L. T. : Je pense que les rédactions n’ont jamais été de grands lieux démocratiques. Ça fait 30 ans que je bosse, et je n’ai jamais trouvé que les conférences de rédaction étaient des grands lieux de débat, ça a toujours été un peu structuré comme ça. Il faut aussi voir d’où l’on vient : quand on remonte aux années 1960, c’était pire ! Mais le problème relève aussi pour une part de la sociologie des rédactions. Si l’on ajoute à ça l’intensification du travail… Nous, on n’en est pas à un découpage du travail comme à la télévision. La radio étant un peu plus artisanale, un journaliste arrive encore à maîtriser l’intégralité du sujet, mais ça fonctionne quand même à la commande et avec des chefs qui définissent les angles… et les sujets. Et je le redis : il y a une culture qui n’est pas forcément ultra revendicative, un taux très faible de syndiqués, et un grand individualisme. Un repli, où chacun regarde son pré carré et n’envisage pas forcément les choses sous l’angle collectif. Bien sûr, ce n’est pas forcément vrai pour l’ensemble des salariés ce que je dis là, c’est vrai pour les journalistes. Si l’on prend l’exemple des producteurs, à la radio, ce sont des précaires. Des précaires « de luxe » parce qu’ils ne sont pas mal payés, mais des précaires quand même : s’ils ont le mauvais goût de ne pas plaire ou de trop déborder, c’est fini pour eux à la saison suivante ! Ça n’aide pas, même quand on est conscient des problèmes, à être très revendicatif et mobilisé… Je remarque d’ailleurs que les grands mouvements à Radio France ont rarement été portés par les journalistes et les producteurs, mais plus par les salariés, les soutiers, les techniciens, les réalisateurs, toutes les petites mains qui bossent aux programmes, ainsi que par les orchestres, parce qu’ils étaient très visés. Les mouvements durs chez les journalistes, ils ont eu lieu quand ça concernait les salaires.

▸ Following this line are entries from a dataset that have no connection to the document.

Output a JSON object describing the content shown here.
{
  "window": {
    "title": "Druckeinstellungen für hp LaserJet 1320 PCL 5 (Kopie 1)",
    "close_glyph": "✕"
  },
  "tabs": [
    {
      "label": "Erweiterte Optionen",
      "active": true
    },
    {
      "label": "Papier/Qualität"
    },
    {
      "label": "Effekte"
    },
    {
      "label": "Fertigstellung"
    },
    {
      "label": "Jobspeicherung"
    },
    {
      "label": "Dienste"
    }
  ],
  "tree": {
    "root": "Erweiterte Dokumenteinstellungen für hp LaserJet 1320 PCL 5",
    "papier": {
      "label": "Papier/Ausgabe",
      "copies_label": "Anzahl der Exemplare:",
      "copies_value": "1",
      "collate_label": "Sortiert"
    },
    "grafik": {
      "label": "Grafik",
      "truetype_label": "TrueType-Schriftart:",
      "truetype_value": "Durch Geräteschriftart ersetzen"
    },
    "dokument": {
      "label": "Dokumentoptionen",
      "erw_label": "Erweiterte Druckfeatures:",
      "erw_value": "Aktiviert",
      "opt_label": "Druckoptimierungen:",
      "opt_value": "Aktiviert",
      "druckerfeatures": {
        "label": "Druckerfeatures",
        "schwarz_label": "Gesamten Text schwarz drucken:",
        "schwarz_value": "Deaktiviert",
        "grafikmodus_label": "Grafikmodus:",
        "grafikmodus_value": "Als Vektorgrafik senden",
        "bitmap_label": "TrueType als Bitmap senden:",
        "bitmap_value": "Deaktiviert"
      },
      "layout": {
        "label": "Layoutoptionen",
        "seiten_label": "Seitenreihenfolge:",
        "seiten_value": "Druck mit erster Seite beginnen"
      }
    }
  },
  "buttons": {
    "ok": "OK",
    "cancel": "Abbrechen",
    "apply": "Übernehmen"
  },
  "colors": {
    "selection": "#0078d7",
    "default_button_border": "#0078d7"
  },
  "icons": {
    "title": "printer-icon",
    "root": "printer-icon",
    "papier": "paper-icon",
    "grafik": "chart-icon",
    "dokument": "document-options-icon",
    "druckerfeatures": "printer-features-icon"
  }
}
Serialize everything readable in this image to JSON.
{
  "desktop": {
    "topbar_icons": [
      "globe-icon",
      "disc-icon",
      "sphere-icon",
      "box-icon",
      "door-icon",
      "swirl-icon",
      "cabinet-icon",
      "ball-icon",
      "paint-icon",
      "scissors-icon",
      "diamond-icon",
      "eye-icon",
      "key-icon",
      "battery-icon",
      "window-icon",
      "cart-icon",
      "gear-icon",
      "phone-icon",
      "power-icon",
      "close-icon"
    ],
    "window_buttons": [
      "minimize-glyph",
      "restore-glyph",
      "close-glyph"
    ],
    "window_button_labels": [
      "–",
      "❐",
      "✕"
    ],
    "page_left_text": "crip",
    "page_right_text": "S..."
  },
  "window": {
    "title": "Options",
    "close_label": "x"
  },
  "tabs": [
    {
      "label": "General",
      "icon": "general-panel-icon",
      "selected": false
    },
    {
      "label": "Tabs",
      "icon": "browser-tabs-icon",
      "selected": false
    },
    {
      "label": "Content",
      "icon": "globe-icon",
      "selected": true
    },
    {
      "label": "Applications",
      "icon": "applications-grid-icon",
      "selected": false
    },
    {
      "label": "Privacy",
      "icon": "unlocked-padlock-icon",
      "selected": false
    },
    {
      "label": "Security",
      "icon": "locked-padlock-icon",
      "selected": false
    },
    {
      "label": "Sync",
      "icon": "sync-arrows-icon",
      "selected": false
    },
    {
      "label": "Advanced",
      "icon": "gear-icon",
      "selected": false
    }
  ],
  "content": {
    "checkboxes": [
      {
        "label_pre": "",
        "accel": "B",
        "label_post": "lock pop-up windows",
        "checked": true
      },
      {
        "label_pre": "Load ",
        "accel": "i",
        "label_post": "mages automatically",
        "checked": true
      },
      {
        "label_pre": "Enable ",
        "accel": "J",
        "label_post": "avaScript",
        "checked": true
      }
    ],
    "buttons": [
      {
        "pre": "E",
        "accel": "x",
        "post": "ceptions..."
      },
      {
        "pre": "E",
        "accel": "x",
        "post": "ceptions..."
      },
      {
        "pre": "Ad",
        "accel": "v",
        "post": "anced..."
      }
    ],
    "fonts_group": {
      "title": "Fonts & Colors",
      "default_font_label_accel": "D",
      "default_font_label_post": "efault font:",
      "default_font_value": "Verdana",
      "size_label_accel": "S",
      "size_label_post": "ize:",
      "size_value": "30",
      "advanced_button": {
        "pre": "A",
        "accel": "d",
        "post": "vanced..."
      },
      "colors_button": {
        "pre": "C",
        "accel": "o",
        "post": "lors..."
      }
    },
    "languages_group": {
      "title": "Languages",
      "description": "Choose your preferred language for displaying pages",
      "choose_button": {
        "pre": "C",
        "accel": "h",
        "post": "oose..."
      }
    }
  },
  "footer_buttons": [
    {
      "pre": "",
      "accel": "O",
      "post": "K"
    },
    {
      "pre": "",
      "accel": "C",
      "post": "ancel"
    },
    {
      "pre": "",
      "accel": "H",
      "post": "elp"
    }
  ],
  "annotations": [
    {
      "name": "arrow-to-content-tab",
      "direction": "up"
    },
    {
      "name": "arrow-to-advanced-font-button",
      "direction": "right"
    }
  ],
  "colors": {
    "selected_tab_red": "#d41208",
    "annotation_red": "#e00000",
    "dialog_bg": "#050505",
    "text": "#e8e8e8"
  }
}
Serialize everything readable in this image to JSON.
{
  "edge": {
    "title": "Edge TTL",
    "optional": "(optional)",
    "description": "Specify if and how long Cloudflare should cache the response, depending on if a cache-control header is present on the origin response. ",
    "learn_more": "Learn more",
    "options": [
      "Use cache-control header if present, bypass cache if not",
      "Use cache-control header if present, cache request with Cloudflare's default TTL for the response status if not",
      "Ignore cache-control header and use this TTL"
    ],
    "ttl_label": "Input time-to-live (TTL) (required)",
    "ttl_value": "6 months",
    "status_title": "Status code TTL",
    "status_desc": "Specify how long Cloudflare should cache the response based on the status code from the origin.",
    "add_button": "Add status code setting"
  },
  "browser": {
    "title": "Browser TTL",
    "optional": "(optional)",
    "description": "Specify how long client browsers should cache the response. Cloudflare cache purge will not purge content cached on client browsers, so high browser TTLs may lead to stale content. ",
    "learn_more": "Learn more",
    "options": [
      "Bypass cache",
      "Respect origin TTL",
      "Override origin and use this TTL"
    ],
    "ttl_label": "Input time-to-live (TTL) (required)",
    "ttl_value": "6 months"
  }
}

Acrimed : Au-delà de la lutte contre la suppression de la redevance, la mobilisation pourrait-elle donc permettre d’élargir à d’autres revendications et dans quelles conditions ?

F. M. : À mon avis, le mieux qu’on pourrait espérer, c’est qu’il y ait suffisamment d’interpellations publiques et politiques pour qu’il y ait un débat et que ça ne soit pas réglé par un trait de plume de Jupiter, c’est-à-dire tranché uniquement par la petite annonce budgétaire du gouvernement. A fortiori parce qu’elle va se faire très vite et dans le flou : je pense qu’ils ne se savent pas encore comment ils vont compenser budgétairement le financement, ni en volume, ni sur la façon dont ils vont le faire. Donc il faudrait au minimum qu’il y ait une interpellation politique. Encore une fois, l’existence d’une télévision publique est un enjeu de société. Cela nécessite donc un débat public qui puisse durer suffisamment longtemps, au moins quelques mois, et que ça rebondisse. Aujourd’hui, il y a une force politique suffisante pour que ce débat soit au moins relayé à l’Assemblée nationale, avec de fortes voix, et que la discussion s’enclenche. Voilà, je crois que le mieux qu’on peut espérer, c’est ça. Il y aura la mobilisation du 28 juin, symbolique, qui n’aura sans doute pas l’impact qu’avait pu avoir la mobilisation contre la suppression de la publicité. À l’époque, toutes les vedettes s’étaient impliquées, ce qui ne va pas être le cas aujourd’hui… Mais au minimum, un débat public important : quelle est la fonction sociale de l’audiovisuel public ? Quelle est son utilité ? Est-ce qu’on a besoin de l’audiovisuel public ? Un débat d’autant plus nécessaire qu’encore une fois, nous sommes dans le contexte d’une future fusion M6-TF1 et d’une prédation de la part de Vincent Bolloré, qui va sans doute mettre la main sur la quasi-totalité de l’édition française. Voilà, d’après moi, c’est toute cette question du bouleversement de l’écosystème qu’il faut faire émerger dans l’espace public. Et dans ce débat, chacun a sa part.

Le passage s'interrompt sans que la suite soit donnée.